Overall, the entire menu seems like something out of a fine dining establishment, and while there are a few rough edges, the fact that students execute this (every Wednesday since February) makes this a diamond in the rough—one that is full of potential.
2. Newly minted chefs from CCA Manila branch out into online businesses of their own
CCA Manila’s culinary courses, whether diploma or certificate, are proof that there will always be an opportunity for learning—and to revisit a love for food. And these alumni who have graduated and started their own respective businesses are proof of that, with the fruits of their labor and learnings, now taking shape in the products they sell.
Raymund Aaron of Villa Socorro, known for its “sabanana” banana chips, builds its brand Farmony on the principles of farm-to-snack, while offering accessible, healthy snacks to the market. “It sometimes only requires simple but whole ingredients to make something good,” he says. “Farm-fresh bananas with organic muscovado sugar from Dumaguete, cooked in 100 percent coconut oil.”
Meanwhile, Jarvin Ty of Van Leuven Bakery built his brand on canelés, sourdough bread, and waffles. “They’re still quite niche in the Philippine market, but we’ve found that customers who have tried them abroad are always excited to discover a local version they can enjoy and share with others,” he explains. Inspired by European baked goods, the entrepreneur “focused on identifying gaps in accessibility and convenience—such as offering slicing options, half loaves, and different formats like oval and Pullman shapes for specific uses,” and in doing so, offers baked goods that are “unique and underrepresented locally, while still being approachable to a wider audience.”
As for chef instructor and CCA Manila alumna Anne Atanacio of Anghelicas, her brand was hinged on her bestselling baklava, which was featured in Inquirer Lifestyle’s “Best Desserts Book 3.” “Made with rich, milky kasuy layered between flaky filo pastry, it’s a combination that is easy to like,” she explains. But make no mistake—the chef offers more than just this Middle Eastern dessert.
“Anghelica’s is a tribute to Philippine sweets. I wanted to create exciting products—elevated versions of the desserts we grew up enjoying,” she adds. “For example, the classic custard cake is traditionally a plain chiffon cake topped with a thin layer of custard.

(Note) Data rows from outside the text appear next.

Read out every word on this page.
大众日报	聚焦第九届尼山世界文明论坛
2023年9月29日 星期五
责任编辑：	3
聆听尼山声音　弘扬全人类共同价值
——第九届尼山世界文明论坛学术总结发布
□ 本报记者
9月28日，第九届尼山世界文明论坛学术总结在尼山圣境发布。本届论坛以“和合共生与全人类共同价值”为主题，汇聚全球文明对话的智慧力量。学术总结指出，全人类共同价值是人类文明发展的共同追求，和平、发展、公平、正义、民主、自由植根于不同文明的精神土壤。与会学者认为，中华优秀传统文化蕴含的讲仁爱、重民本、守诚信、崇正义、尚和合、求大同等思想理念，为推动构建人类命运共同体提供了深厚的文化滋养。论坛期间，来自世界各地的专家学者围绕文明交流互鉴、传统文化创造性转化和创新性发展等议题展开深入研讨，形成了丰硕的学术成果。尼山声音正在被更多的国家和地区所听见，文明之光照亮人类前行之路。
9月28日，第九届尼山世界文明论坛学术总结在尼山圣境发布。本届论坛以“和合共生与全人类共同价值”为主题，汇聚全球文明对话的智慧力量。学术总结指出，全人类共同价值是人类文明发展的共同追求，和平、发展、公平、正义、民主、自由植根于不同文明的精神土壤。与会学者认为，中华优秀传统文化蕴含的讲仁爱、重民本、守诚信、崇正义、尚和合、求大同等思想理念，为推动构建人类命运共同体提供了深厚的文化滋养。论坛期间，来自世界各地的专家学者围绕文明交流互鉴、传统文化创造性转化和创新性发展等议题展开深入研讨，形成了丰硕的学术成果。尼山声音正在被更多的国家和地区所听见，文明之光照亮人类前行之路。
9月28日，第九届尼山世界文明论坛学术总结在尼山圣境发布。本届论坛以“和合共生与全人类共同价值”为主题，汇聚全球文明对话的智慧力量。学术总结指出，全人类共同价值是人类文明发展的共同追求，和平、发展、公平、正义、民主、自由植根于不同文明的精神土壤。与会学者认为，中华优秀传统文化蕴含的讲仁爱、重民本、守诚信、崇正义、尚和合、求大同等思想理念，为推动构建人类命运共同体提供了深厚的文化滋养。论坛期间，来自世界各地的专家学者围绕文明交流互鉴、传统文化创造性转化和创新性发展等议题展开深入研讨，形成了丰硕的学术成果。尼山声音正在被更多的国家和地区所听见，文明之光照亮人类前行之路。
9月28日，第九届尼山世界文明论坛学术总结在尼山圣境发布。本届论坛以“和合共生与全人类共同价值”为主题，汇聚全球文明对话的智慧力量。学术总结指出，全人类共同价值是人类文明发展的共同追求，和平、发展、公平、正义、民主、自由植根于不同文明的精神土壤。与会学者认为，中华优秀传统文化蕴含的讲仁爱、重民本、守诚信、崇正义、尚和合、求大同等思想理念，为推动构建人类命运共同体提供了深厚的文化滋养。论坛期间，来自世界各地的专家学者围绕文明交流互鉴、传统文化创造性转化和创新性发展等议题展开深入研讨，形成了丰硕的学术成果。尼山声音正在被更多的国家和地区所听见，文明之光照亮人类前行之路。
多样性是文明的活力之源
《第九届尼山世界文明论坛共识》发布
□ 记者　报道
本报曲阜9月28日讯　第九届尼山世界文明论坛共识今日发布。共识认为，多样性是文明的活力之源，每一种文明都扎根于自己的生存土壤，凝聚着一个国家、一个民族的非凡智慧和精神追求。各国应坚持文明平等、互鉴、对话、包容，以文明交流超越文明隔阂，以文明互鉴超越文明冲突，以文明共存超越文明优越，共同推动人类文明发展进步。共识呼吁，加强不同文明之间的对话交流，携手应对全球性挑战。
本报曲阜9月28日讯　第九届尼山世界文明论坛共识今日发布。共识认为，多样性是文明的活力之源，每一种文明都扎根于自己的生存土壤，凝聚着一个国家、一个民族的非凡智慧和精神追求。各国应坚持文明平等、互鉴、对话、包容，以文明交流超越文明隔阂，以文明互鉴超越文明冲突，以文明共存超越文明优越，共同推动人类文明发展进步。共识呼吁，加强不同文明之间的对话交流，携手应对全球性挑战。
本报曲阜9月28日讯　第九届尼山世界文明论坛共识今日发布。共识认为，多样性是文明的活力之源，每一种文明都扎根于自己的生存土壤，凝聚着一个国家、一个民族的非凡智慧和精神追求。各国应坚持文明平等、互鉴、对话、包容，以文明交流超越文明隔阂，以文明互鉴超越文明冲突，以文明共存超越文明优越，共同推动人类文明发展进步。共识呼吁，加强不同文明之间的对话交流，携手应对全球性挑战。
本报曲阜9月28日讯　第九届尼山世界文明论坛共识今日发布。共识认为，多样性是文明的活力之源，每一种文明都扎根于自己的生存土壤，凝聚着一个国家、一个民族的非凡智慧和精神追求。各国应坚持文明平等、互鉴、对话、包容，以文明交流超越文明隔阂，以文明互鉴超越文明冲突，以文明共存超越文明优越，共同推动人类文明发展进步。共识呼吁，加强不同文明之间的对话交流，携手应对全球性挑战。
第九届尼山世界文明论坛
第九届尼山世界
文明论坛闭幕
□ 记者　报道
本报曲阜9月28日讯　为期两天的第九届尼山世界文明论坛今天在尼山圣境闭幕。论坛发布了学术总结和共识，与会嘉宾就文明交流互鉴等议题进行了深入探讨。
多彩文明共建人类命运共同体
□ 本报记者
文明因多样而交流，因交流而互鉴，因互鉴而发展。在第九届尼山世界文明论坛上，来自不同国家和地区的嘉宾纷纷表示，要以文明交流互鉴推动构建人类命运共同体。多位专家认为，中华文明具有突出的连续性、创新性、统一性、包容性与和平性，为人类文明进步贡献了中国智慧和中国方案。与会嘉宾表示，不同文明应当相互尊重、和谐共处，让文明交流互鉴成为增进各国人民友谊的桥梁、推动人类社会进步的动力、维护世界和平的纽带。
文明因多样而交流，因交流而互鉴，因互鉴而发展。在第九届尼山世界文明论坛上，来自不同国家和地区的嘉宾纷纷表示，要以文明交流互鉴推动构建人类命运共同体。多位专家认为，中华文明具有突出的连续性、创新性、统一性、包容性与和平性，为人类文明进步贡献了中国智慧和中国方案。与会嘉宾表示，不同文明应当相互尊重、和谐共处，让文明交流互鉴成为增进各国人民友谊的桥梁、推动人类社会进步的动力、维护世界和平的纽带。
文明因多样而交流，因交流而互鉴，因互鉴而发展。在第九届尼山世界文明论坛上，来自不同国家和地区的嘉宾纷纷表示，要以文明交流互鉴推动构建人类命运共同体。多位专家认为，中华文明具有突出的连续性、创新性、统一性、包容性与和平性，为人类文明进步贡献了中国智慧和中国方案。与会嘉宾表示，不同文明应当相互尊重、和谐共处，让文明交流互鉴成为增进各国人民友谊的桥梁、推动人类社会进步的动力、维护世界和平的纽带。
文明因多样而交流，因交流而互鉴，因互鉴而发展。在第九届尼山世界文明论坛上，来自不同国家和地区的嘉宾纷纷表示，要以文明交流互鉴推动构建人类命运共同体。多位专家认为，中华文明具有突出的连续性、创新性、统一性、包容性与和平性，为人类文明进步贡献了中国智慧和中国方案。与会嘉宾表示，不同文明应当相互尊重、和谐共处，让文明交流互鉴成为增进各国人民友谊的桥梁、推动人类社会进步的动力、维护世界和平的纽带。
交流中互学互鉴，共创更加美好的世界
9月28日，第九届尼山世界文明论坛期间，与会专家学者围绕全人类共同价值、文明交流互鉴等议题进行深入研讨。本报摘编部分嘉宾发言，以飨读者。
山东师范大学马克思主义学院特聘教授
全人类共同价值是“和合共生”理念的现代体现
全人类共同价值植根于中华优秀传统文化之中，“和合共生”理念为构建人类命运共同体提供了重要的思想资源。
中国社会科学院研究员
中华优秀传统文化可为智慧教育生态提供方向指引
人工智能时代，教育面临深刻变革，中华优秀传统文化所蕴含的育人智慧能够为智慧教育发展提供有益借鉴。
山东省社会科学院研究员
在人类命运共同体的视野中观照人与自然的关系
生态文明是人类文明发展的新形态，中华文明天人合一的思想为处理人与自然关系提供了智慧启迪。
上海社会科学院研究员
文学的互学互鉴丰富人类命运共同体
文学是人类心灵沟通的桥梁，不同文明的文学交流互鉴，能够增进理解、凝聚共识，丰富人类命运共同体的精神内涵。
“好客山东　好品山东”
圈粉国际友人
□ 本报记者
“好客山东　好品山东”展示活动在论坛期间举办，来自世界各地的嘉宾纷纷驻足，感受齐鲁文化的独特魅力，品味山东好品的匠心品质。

I reimagined it by making the custard thicker—almost an inch—and pairing it with ube-flavored chiffon, creating what is now our ube leche flan cake.”
Whether it’s giving Aaron confidence in combining flavors, equipping Ty with essential business fundamentals that provide him with “the tools and confidence to navigate an industry where margins are tight, and proper product costing and development are essential,” or even instilling discipline and the technical foundation that Atanacio applies in her business to this day, CCA continues to shape graduates who transform training into thriving food businesses.